All great traditions teach us some form of contemplation, because it is actually a different form of knowledge that emerges inside of the "cloud of unknowing."
It is a refusal to eat of the tree of the knowledge of good and evil, and finding freedom, grace and comfort in the not needing to know, which ironically opens us up to a much deeper consciousness that we would call the mind of God. That's because our small mind and lesser self is finally out of the way.Richard Rohr, from Things Hidden: Scripture as Spirituality
I think that's a big part of it - our "small mind and lesser self" are all that occupy us most of the time, and anything that disables that littleness of mind for a while helps us see that there is far more "out there" than we had ever dreamed of. But many things that appear to give us this freedom - sex, danger, Abraham Maslow's "peak experiences" - are ultimately, if used this way, prisons themselves, what we could call idols: things that become (or are already) ends in themselves, rather than gateways to the silence that is the place of God.

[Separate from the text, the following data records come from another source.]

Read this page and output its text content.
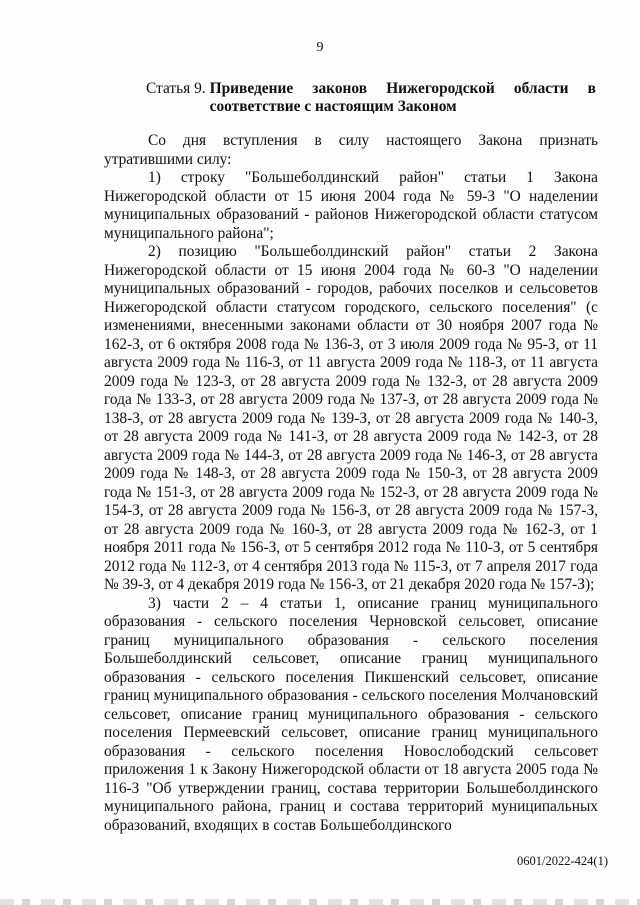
9
Статья 9. Приведение законов Нижегородской области в соответствие с настоящим Законом

Со дня вступления в силу настоящего Закона признать утратившими силу:

1) строку "Большеболдинский район" статьи 1 Закона Нижегородской области от 15 июня 2004 года № 59-З "О наделении муниципальных образований - районов Нижегородской области статусом муниципального района";

2) позицию "Большеболдинский район" статьи 2 Закона Нижегородской области от 15 июня 2004 года № 60-З "О наделении муниципальных образований - городов, рабочих поселков и сельсоветов Нижегородской области статусом городского, сельского поселения" (с изменениями, внесенными законами области от 30 ноября 2007 года № 162-З, от 6 октября 2008 года № 136-З, от 3 июля 2009 года № 95-З, от 11 августа 2009 года № 116-З, от 11 августа 2009 года № 118-З, от 11 августа 2009 года № 123-З, от 28 августа 2009 года № 132-З, от 28 августа 2009 года № 133-З, от 28 августа 2009 года № 137-З, от 28 августа 2009 года № 138-З, от 28 августа 2009 года № 139-З, от 28 августа 2009 года № 140-З, от 28 августа 2009 года № 141-З, от 28 августа 2009 года № 142-З, от 28 августа 2009 года № 144-З, от 28 августа 2009 года № 146-З, от 28 августа 2009 года № 148-З, от 28 августа 2009 года № 150-З, от 28 августа 2009 года № 151-З, от 28 августа 2009 года № 152-З, от 28 августа 2009 года № 154-З, от 28 августа 2009 года № 156-З, от 28 августа 2009 года № 157-З, от 28 августа 2009 года № 160-З, от 28 августа 2009 года № 162-З, от 1 ноября 2011 года № 156-З, от 5 сентября 2012 года № 110-З, от 5 сентября 2012 года № 112-З, от 4 сентября 2013 года № 115-З, от 7 апреля 2017 года № 39-З, от 4 декабря 2019 года № 156-З, от 21 декабря 2020 года № 157-З);

3) части 2 – 4 статьи 1, описание границ муниципального образования - сельского поселения Черновской сельсовет, описание границ муниципального образования - сельского поселения Большеболдинский сельсовет, описание границ муниципального образования - сельского поселения Пикшенский сельсовет, описание границ муниципального образования - сельского поселения Молчановский сельсовет, описание границ муниципального образования - сельского поселения Пермеевский сельсовет, описание границ муниципального образования - сельского поселения Новослободский сельсовет приложения 1 к Закону Нижегородской области от 18 августа 2005 года № 116-З "Об утверждении границ, состава территории Большеболдинского муниципального района, границ и состава территорий муниципальных образований, входящих в состав Большеболдинского

0601/2022-424(1)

Only contemplation gives us freedom. I'm not talking here about the mechanics, the techniques, but simply about that place beyond the grasp of our own littleness that all the technique and methods serve and lead towards. When we dare to allow God to love us, when we open our hears to allow his Spirit to "guide us into all truth" (John 16.13), then the Spirit will show us how to pray (Romans 8.26). That may be a very different way for you than for me, which is why it's hard to be prescriptive - or proscriptive! - about ways and means of prayer. Listen to God. Ask questions. Read. There's an adventure ahead!